Large language models face a critical bottleneck: standard self-attention scales quadratically with sequence length, limiting long-context modeling. Dynamic Mask Attention (DMA) introduces trainable, content- and position-aware sparsity to tackle this challenge efficiently.

DMA dynamically generates sparse attention masks from value representations, allowing the model to adaptively focus on the most relevant tokens. Unlike static sparse patterns, this content-aware mask adjusts per input and per attention head, enhancing selective computation.

Position-aware sparse attention further optimizes computation by skipping unnecessary calculations in masked regions. This dual sparsity reduces complexity from O(n²) to O(n·w), where w is a manageable window size, without sacrificing information fidelity.

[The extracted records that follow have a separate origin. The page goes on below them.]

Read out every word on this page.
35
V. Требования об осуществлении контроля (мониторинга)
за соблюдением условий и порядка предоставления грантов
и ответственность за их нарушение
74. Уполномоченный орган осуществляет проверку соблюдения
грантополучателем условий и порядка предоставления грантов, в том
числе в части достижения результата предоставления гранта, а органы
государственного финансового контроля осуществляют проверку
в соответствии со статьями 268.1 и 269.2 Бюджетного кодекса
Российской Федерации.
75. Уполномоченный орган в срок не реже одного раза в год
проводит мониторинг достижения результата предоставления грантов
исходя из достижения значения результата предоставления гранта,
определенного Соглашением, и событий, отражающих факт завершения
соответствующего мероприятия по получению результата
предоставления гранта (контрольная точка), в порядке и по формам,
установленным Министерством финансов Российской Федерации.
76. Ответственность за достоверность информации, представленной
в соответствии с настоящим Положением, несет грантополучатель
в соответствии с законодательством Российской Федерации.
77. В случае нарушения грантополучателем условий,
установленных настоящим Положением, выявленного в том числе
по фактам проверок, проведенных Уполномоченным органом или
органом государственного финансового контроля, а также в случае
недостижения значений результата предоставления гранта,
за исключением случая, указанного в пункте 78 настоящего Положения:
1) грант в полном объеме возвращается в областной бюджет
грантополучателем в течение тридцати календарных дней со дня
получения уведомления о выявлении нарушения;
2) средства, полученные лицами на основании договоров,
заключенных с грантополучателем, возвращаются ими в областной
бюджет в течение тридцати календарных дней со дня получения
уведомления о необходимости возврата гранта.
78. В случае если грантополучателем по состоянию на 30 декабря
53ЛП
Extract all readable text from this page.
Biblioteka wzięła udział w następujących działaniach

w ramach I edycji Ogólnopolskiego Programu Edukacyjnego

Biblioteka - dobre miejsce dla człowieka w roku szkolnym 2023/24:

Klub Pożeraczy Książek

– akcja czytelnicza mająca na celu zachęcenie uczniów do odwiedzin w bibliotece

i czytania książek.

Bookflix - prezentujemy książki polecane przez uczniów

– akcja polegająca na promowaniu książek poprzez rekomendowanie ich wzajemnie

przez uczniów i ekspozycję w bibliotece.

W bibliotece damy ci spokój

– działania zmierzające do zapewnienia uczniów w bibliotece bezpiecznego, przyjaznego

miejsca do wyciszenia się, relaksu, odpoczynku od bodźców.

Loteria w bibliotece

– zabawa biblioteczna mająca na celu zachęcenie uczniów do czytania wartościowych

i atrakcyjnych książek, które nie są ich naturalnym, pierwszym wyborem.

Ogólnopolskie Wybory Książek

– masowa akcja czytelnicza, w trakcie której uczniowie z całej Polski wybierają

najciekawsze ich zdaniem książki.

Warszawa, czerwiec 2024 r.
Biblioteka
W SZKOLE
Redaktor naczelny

DMA retains a full, uncompressed key-value cache, preserving precise recall of historical information. This contrasts with state-space models that compress context but lose fine-grained details, enabling DMA to balance efficiency with accuracy in long-range dependency modeling.

Extensive experiments show DMA outperforms multi-head attention, sliding window, latent, and native sparse attention in perplexity and associative recall tasks across model scales from 80M to 1.7B parameters, demonstrating superior retrieval and extrapolation abilities.

DMA’s trainable sparsity is native and consistent during training and inference, avoiding post-hoc pruning pitfalls that degrade pretrained models. This unified approach supports efficient long-context pretraining, fine-tuning, and reinforcement learning.

The method is fully differentiable, ensuring smooth gradient flow despite sparsification. Theoretical analysis proves that skipping masked computations does not harm training, enabling end-to-end learning of optimal sparse attention patterns.

Hardware-optimized kernels for DMA leverage block-wise streaming and mask-based skipping, achieving over 10x speedups on NVIDIA RTX 4090 GPUs compared to standard attention, especially on long sequences, translating theory into practical gains.

DMA excels in challenging tasks like the needle-in-a-haystack retrieval, maintaining strong performance even when context lengths exceed pretraining limits. This highlights DMA’s superior extrapolation and precise long-range information retrieval.

Future directions include adaptive window sizing to tailor sparsity to task complexity, enhanced positional encoding schemes for better length extrapolation, and extensions to multimodal inputs, broadening DMA’s applicability in advanced AI systems.